I am so terribly heartbroken for you, friend. I was out of town this weekend and checking in from my phone; I could barely believe what I was reading. After all that you have been through and fought through to get your babies it simply isn’t fair that you had to meet them far far far too soon. They are beautiful. I am thinking of you and your babies and H. Many hugs. Many many many.
Stopping by from LFCA. I’m so sorry for your loss. Your babies are so beautiful.
Such tiny angels, such lovely long fingers. So sorry for your loss. Stopping by from LFCA.
What beautiful angels. Continued thoughts and prayers for your family.
You’re strength is incredible. It’s an honor to meet your precious babies.
The babies are beautiful and I am so incredibly sorry for your heartbreak and losses.
Oh my. They are so precious. I am so incredibly sorry this has happened. Big hugs to you, your husband and your angels.
So beautiful, bless them. So, so sorry.
thinking and praying for you and your family.
I am here from LFCA…I am so sorry for your loss! Words cannot express it….
They are beautiful.
Coming from LFCA. I am so very sorry for your loss. So beautiful, so loved, so missed.
I can’t find the right words to express my sympathy, but I’ll try. Dear woman, your beautiful babies were and are loved beyond measure. I am so sorry that they did not live. They are so precious, both of them.
I hold you and your husband in my thoughts. I hope that you can hold on to yourselves and each other at this time.
Here from All in One Basket. I’m so sorry. Your children are beautiful. You are all in my prayers.
So very sorry. Words seem useless at a point like this. So unspeakably sorry.
Coming from Augusta’s blog. So sorry for your great loss. Such beautiful babies. Prayers and comfort to you and your husband.
Oh, sweetie, your gorgeous angels are so loved. I have no words that will ever be enough. All I can say is I’m thinking of you and your precious, tiny family today.
Stopping by from LFCA. I’m so, so sorry that your daughters were born and didn’t get to stay with you. They are absolutely beautiful.

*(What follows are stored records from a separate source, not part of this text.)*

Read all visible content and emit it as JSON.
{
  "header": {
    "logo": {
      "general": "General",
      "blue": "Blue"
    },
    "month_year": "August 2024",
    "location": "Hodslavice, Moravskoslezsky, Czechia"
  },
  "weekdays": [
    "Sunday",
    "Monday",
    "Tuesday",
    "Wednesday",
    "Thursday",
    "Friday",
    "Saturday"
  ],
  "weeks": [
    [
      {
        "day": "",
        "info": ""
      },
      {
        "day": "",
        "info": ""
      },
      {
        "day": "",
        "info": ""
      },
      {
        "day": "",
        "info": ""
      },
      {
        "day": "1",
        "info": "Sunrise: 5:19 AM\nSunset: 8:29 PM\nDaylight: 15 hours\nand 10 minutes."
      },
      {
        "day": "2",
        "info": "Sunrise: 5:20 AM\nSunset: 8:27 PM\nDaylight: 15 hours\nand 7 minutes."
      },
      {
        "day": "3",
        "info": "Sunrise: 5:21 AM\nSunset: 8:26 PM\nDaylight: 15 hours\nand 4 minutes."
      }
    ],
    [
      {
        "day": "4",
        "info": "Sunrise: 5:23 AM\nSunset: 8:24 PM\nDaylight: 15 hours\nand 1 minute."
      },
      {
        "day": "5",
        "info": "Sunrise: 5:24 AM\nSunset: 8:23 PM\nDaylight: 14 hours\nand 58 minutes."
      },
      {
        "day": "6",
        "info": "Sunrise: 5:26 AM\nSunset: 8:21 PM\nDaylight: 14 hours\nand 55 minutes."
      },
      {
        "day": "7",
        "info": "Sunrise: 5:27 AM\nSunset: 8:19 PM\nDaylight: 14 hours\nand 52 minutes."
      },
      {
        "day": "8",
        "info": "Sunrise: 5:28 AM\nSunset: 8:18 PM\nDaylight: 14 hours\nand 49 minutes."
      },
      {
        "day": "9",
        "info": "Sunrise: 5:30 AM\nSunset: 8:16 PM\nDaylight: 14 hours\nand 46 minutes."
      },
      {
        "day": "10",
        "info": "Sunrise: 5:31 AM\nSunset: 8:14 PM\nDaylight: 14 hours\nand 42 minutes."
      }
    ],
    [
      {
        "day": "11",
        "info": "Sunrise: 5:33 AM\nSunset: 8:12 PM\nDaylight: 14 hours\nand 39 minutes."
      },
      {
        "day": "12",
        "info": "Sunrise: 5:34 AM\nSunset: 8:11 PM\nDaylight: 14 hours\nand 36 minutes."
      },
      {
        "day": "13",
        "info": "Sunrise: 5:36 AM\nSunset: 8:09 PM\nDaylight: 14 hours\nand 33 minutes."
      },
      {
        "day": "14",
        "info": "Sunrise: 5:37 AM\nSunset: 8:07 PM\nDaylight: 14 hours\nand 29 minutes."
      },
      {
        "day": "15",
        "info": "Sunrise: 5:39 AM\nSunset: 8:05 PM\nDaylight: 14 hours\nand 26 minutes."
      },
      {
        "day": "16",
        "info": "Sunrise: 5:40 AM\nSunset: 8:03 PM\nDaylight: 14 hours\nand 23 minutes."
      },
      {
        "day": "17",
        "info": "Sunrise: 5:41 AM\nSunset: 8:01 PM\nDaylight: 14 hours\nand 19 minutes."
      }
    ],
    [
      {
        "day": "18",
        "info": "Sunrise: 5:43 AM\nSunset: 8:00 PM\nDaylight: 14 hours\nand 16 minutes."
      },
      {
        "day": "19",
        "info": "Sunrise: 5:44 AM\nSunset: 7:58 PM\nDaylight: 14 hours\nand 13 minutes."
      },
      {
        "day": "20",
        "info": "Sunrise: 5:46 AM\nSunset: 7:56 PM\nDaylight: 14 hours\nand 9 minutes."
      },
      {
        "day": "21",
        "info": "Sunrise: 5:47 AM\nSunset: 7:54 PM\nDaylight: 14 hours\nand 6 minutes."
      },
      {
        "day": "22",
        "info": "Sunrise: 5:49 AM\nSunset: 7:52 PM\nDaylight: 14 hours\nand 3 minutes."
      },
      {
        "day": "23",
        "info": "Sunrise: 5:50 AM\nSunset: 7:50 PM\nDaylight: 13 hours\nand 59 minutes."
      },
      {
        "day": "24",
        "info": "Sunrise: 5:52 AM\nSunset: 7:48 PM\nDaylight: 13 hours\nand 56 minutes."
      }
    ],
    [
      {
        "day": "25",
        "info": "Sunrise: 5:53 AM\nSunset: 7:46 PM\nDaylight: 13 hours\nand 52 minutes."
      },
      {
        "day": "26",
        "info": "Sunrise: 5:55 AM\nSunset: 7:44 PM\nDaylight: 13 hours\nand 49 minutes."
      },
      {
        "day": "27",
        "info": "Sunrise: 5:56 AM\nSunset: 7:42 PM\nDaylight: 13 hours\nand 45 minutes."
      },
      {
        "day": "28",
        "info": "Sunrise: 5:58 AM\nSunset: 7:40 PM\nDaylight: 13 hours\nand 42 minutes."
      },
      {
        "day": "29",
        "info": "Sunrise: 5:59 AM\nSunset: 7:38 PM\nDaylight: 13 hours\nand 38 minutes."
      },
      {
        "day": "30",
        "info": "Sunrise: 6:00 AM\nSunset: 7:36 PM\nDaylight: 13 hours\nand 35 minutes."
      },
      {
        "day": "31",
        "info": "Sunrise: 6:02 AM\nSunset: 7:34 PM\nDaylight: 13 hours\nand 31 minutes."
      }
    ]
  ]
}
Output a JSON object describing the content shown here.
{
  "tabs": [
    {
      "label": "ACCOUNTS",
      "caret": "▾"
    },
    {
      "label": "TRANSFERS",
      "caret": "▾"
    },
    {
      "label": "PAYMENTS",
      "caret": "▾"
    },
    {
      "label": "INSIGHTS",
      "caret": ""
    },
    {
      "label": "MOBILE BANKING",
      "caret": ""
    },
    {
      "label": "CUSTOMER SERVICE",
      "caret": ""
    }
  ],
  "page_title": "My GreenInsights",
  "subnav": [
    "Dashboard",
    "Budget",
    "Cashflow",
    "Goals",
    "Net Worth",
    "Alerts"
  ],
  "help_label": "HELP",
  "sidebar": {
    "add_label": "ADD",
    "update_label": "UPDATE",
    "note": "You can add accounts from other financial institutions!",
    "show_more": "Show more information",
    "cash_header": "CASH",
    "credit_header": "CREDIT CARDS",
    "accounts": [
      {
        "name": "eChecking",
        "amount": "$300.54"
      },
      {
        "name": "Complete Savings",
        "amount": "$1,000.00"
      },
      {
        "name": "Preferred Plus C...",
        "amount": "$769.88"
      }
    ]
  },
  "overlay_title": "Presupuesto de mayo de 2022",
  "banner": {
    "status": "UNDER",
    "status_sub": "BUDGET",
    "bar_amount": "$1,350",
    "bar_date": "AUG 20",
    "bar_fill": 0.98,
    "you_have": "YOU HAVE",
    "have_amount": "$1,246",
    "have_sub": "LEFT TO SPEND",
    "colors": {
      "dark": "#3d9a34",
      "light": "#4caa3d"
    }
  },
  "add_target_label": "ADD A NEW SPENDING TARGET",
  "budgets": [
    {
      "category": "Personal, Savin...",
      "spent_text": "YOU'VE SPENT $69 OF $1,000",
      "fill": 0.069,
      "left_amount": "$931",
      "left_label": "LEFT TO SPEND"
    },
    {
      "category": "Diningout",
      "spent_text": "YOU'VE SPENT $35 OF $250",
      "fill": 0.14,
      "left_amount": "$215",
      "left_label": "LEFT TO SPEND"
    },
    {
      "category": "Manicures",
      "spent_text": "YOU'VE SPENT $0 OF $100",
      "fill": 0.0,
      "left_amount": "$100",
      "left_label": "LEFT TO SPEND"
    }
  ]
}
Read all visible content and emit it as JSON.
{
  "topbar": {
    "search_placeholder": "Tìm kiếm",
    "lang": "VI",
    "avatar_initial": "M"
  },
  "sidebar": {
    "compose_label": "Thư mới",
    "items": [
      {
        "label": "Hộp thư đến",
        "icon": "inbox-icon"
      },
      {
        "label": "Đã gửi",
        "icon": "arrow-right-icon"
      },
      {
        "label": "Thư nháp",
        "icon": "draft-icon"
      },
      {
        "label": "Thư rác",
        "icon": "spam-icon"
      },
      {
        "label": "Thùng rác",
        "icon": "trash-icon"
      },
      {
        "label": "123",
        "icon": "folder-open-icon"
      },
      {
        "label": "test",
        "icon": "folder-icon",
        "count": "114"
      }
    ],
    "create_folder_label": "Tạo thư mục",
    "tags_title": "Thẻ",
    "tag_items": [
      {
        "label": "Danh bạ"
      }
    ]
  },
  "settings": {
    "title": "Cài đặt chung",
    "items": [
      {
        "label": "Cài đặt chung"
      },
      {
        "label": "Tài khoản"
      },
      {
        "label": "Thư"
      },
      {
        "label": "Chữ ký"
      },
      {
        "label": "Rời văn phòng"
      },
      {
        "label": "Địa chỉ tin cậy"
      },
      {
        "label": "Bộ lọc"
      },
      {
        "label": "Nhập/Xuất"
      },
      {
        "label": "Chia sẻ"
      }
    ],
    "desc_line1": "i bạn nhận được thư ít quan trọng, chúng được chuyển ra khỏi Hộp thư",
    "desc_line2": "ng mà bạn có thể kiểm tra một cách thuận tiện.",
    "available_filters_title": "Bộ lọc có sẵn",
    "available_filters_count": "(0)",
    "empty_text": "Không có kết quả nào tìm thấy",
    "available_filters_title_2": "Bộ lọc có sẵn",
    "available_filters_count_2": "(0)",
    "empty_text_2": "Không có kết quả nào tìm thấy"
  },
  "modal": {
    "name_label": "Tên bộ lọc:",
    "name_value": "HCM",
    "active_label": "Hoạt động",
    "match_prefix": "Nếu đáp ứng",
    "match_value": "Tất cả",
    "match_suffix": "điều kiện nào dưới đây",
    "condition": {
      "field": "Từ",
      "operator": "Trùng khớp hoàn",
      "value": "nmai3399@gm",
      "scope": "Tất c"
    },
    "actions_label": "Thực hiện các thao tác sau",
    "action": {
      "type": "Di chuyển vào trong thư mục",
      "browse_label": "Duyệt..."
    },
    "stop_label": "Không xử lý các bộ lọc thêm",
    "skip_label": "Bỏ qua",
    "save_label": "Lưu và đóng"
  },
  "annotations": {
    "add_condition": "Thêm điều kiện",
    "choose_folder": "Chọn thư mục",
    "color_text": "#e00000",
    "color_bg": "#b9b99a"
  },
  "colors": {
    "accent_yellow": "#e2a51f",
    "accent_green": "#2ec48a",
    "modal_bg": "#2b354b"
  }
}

I have no words. I’m so very sorry for your loss. So very, very sorry. Continued prayers for you and your family!
(Here via LFCA.) I am so very sorry. I wish there were anything any of us could do to help make it hurt even a tiny bit less, but I know that isn’t really the case. May you be surrounded by love in the midst of this impossibility. Thinking of you and abiding with you.
I can’t even find the words for the loss of your beautiful babies. Please know I will keep you in my thoughts. I am so sorry.
Here via LFCA. I am so sorry for your loss of your beautiful tiny babies. Out here thinking of you.
Your babies are beautiful angels. My heart and prayers are with you and your family.
I am so sorry that you have lost your beautiful little ones. Praying for you and your family.
Oh. They are beautiful. I’m so sorry that you had to meet them too early. You will be in my thought and prayers.
They are so perfect. I am so sorry.
I am just terribly sad that your beautiful children were born too early. Huge hugs.
I look at their sweet faces and see all the years of joy you should have shared together and my heart breaks into a million pieces for you. I am so very sorry your perfect babies couldn’t stay.
I am so incredibly sorry. They are beautiful and perfect. My prayers and thoughts are with you and your entire family.
I’ve been following you for a while and am so so so sad to read your news. No one deserves this. Sending you hope for peace and acceptance.
They are so beautiful.
(Came from Augusta’s blog. Since I don’t know you, it seems inadequate for me to say I’m sorry for your lost. But so I say instead what I know I can say with sincerity: they’re beautiful.)
I am so very sorry. So, so, sorry. This is beyond belief. My thoughts are with you.
I’m a friend of Augusta’s and just read about your devastating news. You are in my thoughts and prayers.
I am so so sorry. Thank you for sharing your precious babies with us, during this unspeakably sad time. I’m so sorry this happened, because no Mama should ever have to experience this.